A Frozen Hell: The Russo-Finnish Winter War of 1939-1940 by William Trotter
Author:William Trotter
Language: eng
Format: mobi
Tags: eBook, Finland, Russo-Finnish War, WWII, Russian, ETO
ISBN: 9781565122499
Publisher: Algonquin Books
Published: 2000-01-02T08:00:00+00:00
PART III
The White Death
An Arctic war … like an endless showing of underexposed film.
—Carl Mydans, Life magazine, after a walking tour of the Kemijärvi battlefield
CHAPTER 12
The Winter Soldiers
No aspect of the Winter War so stirred the emotions of the outside world as did the Finnish victories in the great forest battles north of Fourth Corps’s sector, especially that Tannenburg-in-miniature at Suomussalmi. In part it was the landscape in which those battles were fought: vast, dense deciduous forests carved by prehistoric glaciers into a patchwork of 10,000 lakes, often channeled by raw, thin evergreen-clad ridges of reddish gray granite. In part it was the fantastic disparity of numbers between the two armies involved, the whole David-and-Goliath nature of the struggle, combined with the numbing viciousness of the fighting itself, the dash and brilliance of Finnish tactics, and the staggering one-sidedness of their victories. Indeed, the first reports of Suomussalmi were greeted with skepticism, until eyewitness reports began coming back from reliable correspondents, along with photos that haunt the imagination of anyone who has ever seen them.
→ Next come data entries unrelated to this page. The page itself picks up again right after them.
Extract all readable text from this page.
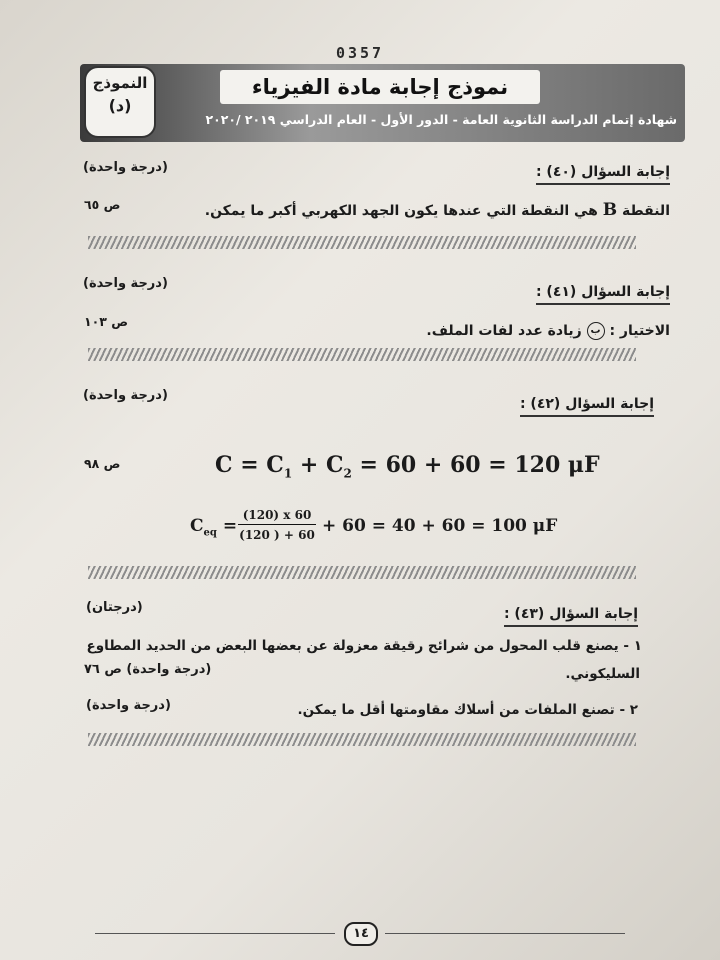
0357
نموذج إجابة مادة الفيزياء
شهادة إتمام الدراسة الثانوية العامة - الدور الأول - العام الدراسي ٢٠١٩ /٢٠٢٠
النموذج
(د)
إجابة السؤال (٤٠) :
(درجة واحدة)
النقطة B هي النقطة التي عندها يكون الجهد الكهربي أكبر ما يمكن.
ص ٦٥
إجابة السؤال (٤١) :
(درجة واحدة)
الاختيار : ب زيادة عدد لفات الملف.
ص ١٠٣
إجابة السؤال (٤٢) :
(درجة واحدة)
ص ٩٨	$C = C_1 + C_2 = 60 + 60 = 120$ μF
$C_{eq} = \frac{(120) x 60}{(120 ) + 60} + 60 = 40 + 60 = 100$ μF
إجابة السؤال (٤٣) :
(درجتان)
١ - يصنع قلب المحول من شرائح رقيقة معزولة عن بعضها البعض من الحديد المطاوع
السليكوني.
(درجة واحدة) ص ٧٦
٢ - تصنع الملفات من أسلاك مقاومتها أقل ما يمكن.
(درجة واحدة)
١٤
These victories in the northern wilderness were the most spectacular achievement of Finnish arms. Reading about the obliteration of two whole Soviet divisions by a few battalions of intrepid skiers, the American or English citizen could savor a moment of idealistic rejoicing. For the first time in many years, free men had triumphed. It does not detract from the Finns’ accomplishment, however, to state that the psychological effect of these lopsided victories was not wholly positive, in that they led the outside world to expect a miraculous Finnish victory and may therefore have taken some urgency from the efforts of those who might otherwise have expedited the dispatch of military aid to Finland. The sad fact of the matter was that all of those spectacular victories combined had only the most marginal influence on the really crucial campaign: the struggle for the Karelian Isthmus. Mannerheim and his staff knew that cruel truth, even if most people in Helsinki or London did not.
One of the more curious things about the wilderness battles is that they ever came to be fought at all. The concept of “cutting Finland in two at the waist” may look inviting on paper, but the reality is much different. To be sure, an invader able to debouch from the frontier wilderness into the heavily farmed, more piedmont-like western half of Finland would be in a position to ruin the country’s internal communications, as well as choke off one of its main points of contact with Sweden. The problem lay in getting that far, in successfully crossing the vast tract of virgin forest that protected the developed regions of Finland.
About all that the Soviet attacks had going for them was the fact that they were unexpected. Mannerheim had reasoned that the Russians would never send large conventional forces into such terrain. But once the Finns recovered from their shock and realized that the invaders had done just that, it was imperative that the enemy columns be stopped as quickly as possible.